Of course, I started with the greats, my first two classes with J.I. Packer (Puritan Theology for Today) and Bruce Waltke (Old Testament Theology) and I still say today that those two classes set the mold for me henceforth. The beginner’s exegesis of Ruth that I did in Waltke’s class became part and parcel of my own narrative & “heilsgeschicte” and defined my ongoing self-understanding of my own story and destiny to this day and onward. I still frequently meditate on its implications for my present context. And who can forget Packer’s constant Baxterian emphasis of the studied minister, “first light then heat”; Packer gave me the theology of how to do pastoral ministry; Darrell Johnson would later give me the ethos.
<wistful>Ah, those days gone past.</wistful>
Now I’ve been asked by my good colleagues at Regent to promote their summer session for my own reading audience here on my blog – which I will gladly do, with my own personal emphasis and flair; it is a tremendous place to retreat and to reflect, only to find that you never left “the world” to begin with. Even if just for a summer I cannot strongly recommend enough (esp for all my “lay” friends out there not in “vocational ministry”) – take a summer class at Regent. It will rest & replenish your soul, your lungs, your mind, your spirit.
I love my present parish context.
Houston, TX has become my home in every regard; my children are entering grade school here in Katy, TX, and my every intention is to see them all the way through till they graduate high school. And there are several good seminaries in-state and nearby; I cannot highly recommend them enough. But there is something that happens when a displaced Vancouverite – former Regentarian – bumps into another former student also ministering down here – there is an ethos connection; a common nod of knowing, a strong collegiality, and almost a stronger student spirit than ever, almost more so than when we were on campus (I’m looking at you, Jeff Pate, Peter Coelho, Pete Chung, Dave Wang, and others). What we learned in the lab we now work out as practitioners in the field; After serendipitously bumping into Jeff Pate at a retreat in Dallas, we meandered along a TX backwoods trail lost in spiritual conversation almost like we had never left the cool brisk air of Vancouver. And I was just telling Pete Chung the other day that I wish we had a student ring so we could wear it proudly for those occasions of serendipity.
Wow. This really sounds like an advertisement to drink the kool-aid.
And it really turned out to be nothing about the Taliban or the Tea Party at all (I’ll let Provan tackle that – May 15 free evening public lecture – here drink some more).

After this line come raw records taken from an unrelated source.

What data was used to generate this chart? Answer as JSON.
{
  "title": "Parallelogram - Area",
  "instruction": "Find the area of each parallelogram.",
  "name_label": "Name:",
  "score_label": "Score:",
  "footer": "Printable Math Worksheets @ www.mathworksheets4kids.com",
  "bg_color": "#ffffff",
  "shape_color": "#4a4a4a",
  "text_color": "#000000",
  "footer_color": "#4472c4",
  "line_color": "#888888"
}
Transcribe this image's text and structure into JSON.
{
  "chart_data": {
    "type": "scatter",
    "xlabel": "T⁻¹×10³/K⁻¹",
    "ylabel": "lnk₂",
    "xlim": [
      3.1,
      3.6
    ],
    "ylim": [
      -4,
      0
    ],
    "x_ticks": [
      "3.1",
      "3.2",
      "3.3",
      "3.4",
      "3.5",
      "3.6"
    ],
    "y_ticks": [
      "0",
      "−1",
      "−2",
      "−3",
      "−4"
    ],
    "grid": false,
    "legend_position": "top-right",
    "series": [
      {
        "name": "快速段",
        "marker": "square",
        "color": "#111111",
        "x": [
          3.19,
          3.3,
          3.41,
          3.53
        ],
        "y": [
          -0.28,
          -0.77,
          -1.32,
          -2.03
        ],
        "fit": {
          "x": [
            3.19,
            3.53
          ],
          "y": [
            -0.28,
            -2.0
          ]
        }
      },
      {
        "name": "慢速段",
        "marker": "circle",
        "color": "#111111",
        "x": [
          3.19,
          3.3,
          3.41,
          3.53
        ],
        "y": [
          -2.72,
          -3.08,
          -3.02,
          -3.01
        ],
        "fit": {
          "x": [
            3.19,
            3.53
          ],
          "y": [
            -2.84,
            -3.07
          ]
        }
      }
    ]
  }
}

But I really never thought the juice could be so life-giving; that such places commonly parodied as “cemeteries” could have among them such a life-giving seminary; another former Regentarian, Lisa Kim once shared with me along those lines: “Regent did for me what YWAM did for you; it more than educated me, it healed me, it made me more comfortable in my skin, made me more of a holistic human being, and thus more deeply spiritual than ever.

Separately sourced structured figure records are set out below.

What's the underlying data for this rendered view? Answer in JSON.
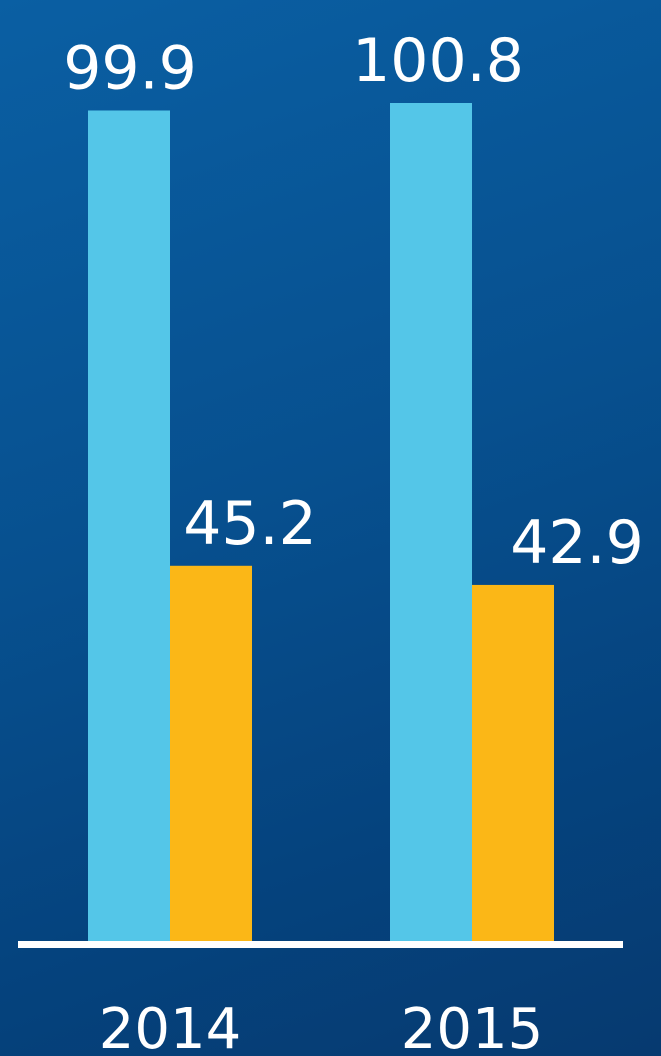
{
  "chart_data": {
    "type": "bar",
    "categories": [
      "2014",
      "2015"
    ],
    "series": [
      {
        "values": [
          99.9,
          100.8
        ],
        "color": "#54c6e8",
        "labels": [
          "99.9",
          "100.8"
        ]
      },
      {
        "values": [
          45.2,
          42.9
        ],
        "color": "#fbb717",
        "labels": [
          "45.2",
          "42.9"
        ]
      }
    ],
    "ylim": [
      0,
      100.8
    ],
    "grid": false,
    "legend": "none",
    "baseline_color": "#ffffff"
  }
}
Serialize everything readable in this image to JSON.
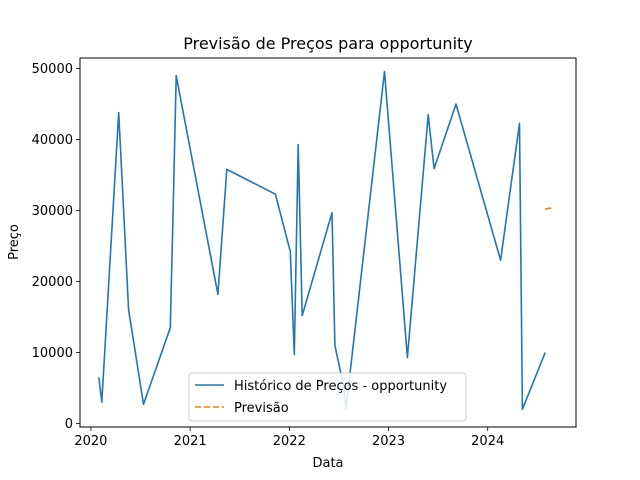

Are you burned out? Transitioning? Have some miles and vacation time? Spend a week or two at summer session at Regent College. This is my own endorsement.
Hi Pastor Wayne thanks for this. I’m always looking for places I can retreat to during the year. I’ll definitely keep Regent in mind, if I can get a longer break in the future. Hope all is well at Harvest.
And, in my experience, for as life giving as Regent’s summer classes are as a student, they’re even better once you’ve graduated!